The best though was the writing on news related stuff such as features on slaves in sudan and so forth. Informative and well written
1) Okay, then we're thinking of different pieces... and although I have no recollection of the one that you have in mind, I will still now proclaim it trash.
Its easy to hate on the that mag, but at one time it was the only thing out there.
Oh, hell... I wouldn't have the familiarity necessary to hate if I hadn't read it out of necessity for many years.
I'm just saying people getting nostalgic for it are forgetting that it was really never very good.
No doubt.
Right On Magazine w/ record reviews.
You're wrong as always.
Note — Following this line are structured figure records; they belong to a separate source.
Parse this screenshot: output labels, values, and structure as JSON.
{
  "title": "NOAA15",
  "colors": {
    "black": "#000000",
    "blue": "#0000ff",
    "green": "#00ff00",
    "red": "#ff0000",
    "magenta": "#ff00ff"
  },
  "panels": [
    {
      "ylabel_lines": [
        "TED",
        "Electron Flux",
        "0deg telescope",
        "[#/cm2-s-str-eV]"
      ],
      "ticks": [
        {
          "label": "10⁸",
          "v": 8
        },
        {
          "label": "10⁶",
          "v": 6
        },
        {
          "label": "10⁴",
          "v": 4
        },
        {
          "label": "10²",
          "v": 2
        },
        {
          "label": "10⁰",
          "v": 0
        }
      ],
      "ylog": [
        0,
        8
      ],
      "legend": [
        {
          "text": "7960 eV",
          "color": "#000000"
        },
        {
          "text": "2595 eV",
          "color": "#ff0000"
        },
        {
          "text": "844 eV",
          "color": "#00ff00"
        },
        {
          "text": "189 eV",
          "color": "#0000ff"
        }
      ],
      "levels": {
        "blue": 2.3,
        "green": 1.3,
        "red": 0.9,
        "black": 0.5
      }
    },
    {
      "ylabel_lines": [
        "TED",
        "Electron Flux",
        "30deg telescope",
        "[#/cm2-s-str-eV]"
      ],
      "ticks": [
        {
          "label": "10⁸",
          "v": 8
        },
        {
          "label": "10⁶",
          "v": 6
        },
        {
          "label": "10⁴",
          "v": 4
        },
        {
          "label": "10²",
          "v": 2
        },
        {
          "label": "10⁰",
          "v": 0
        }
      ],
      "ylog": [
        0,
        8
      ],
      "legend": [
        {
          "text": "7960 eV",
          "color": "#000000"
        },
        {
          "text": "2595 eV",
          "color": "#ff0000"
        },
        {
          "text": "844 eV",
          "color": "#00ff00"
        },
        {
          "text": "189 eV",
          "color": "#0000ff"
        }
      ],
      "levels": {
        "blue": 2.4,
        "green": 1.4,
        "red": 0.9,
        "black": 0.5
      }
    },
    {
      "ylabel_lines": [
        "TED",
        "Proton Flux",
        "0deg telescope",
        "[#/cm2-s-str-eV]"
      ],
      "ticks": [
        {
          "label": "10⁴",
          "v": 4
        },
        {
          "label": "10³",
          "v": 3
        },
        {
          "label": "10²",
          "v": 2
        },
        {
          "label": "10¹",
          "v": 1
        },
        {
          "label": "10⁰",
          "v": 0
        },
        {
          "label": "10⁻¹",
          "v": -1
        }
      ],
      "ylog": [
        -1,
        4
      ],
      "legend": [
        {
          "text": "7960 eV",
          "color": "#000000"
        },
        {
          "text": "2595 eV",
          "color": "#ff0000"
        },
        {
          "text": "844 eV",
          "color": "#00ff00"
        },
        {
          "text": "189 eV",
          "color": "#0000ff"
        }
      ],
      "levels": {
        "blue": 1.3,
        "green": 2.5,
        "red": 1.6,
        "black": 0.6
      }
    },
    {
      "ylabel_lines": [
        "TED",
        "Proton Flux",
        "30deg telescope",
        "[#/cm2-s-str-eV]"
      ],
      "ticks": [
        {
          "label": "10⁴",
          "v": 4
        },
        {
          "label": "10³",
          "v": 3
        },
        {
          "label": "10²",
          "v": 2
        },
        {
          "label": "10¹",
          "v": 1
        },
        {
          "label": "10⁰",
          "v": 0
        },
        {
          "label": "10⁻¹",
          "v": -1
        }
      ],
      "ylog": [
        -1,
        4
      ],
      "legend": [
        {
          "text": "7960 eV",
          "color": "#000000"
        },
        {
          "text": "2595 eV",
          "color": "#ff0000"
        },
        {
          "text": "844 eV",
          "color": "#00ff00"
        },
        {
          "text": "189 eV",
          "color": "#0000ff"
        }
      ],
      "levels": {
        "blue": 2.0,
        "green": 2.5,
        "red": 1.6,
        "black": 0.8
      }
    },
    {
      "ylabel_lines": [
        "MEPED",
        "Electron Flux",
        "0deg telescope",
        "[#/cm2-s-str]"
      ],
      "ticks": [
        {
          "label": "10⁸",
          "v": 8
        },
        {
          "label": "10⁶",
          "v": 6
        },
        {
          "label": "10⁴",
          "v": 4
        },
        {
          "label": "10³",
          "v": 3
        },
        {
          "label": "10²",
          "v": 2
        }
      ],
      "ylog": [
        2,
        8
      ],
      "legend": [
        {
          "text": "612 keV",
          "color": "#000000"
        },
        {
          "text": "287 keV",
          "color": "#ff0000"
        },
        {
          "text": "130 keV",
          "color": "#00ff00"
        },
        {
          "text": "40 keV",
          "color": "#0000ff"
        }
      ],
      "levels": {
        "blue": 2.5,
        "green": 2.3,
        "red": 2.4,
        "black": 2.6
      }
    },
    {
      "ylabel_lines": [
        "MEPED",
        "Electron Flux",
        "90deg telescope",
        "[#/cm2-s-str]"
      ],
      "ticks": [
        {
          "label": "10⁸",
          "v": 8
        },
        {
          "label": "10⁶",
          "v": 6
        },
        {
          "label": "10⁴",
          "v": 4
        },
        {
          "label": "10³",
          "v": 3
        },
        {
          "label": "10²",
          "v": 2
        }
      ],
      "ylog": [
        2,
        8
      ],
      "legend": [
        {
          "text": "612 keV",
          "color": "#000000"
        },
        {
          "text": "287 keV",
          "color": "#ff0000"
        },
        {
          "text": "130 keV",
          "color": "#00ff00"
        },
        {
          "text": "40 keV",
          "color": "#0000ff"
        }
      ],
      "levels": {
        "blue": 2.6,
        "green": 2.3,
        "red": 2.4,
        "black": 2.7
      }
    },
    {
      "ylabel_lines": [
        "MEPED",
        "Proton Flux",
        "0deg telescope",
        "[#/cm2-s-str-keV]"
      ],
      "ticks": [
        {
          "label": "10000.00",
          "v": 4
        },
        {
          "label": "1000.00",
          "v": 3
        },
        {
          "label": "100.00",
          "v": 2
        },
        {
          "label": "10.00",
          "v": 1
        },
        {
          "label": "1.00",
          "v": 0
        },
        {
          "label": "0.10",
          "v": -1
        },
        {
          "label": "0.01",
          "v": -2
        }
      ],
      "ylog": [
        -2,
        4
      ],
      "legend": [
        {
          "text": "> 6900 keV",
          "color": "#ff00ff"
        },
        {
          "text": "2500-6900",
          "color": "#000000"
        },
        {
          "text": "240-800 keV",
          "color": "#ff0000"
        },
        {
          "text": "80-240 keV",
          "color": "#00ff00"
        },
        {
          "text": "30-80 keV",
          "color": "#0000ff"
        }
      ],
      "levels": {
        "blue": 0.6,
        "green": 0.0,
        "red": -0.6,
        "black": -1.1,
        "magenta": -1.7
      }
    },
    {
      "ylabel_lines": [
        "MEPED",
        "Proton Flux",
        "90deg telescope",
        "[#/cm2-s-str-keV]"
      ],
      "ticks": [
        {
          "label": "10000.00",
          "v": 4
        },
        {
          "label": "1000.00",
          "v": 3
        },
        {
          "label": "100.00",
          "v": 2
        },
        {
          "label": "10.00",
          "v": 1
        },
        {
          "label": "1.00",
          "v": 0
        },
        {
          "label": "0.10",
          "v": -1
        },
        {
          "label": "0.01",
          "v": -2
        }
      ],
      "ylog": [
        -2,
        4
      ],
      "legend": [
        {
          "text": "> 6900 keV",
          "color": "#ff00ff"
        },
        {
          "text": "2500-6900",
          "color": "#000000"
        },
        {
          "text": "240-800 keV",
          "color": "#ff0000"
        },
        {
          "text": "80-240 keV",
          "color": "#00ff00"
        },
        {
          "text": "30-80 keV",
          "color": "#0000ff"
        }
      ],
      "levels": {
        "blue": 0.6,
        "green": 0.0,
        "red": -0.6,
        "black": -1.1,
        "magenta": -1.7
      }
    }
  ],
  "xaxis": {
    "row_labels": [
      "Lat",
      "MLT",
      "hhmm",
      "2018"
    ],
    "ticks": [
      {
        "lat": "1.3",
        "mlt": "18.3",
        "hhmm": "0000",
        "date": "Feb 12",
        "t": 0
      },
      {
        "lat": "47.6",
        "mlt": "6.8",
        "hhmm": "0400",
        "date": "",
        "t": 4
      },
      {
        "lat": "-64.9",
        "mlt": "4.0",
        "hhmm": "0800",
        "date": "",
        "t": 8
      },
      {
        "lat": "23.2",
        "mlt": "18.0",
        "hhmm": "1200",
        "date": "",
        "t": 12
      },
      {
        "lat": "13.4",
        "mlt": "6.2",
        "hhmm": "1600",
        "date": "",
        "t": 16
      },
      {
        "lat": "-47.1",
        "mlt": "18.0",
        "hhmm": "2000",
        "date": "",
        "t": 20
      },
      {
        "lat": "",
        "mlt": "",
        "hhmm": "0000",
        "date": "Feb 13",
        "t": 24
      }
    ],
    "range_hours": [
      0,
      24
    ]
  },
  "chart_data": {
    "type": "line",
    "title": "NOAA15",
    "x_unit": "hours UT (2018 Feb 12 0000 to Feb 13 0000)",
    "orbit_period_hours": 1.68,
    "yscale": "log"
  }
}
While their reviews had poor writing for the most part, the quality of the feature story was very different depending on the writer and the subject.
While some interviews were terrible ("I didn't listen to your record, so how would you define your style ?", "What make you different from all the new MCs out there ?"), they also had good journalism going on, like the story on the Hit Squad break-up, the cover story on LL Cool J (14 shots to the dome era), the LA riot coverage, Toure's story on the Jungle Brothers (I bet you hated that one), Run DMC cover story, Eazy E cover story and so on...
On the Go was better than Ego Trip, which was better than the Source.
That's a banging album.
You got back issues per chance? I think I only have one.
Regional bias.
I like the first one, though.
The review writing - like EVERY rap magazine in history - was uneven at times. Hell, I wrote a rather shitty Mad Skillz review for them at one point; embarassing really. But in general, their feature writing, especially by year two and on, was really solid for what it was. And conceptually, they were far, far, far ahead of the game compared to other mags. I can't speak for On the Go - I probably only ever read a handful of issues and I honestly don't remember anything from them.
Reading the old Rap Pages was painful. Decent features at times but my god, the review writing was insanely bad. I'm sure the URBs from that era would be just as bad, if not worse.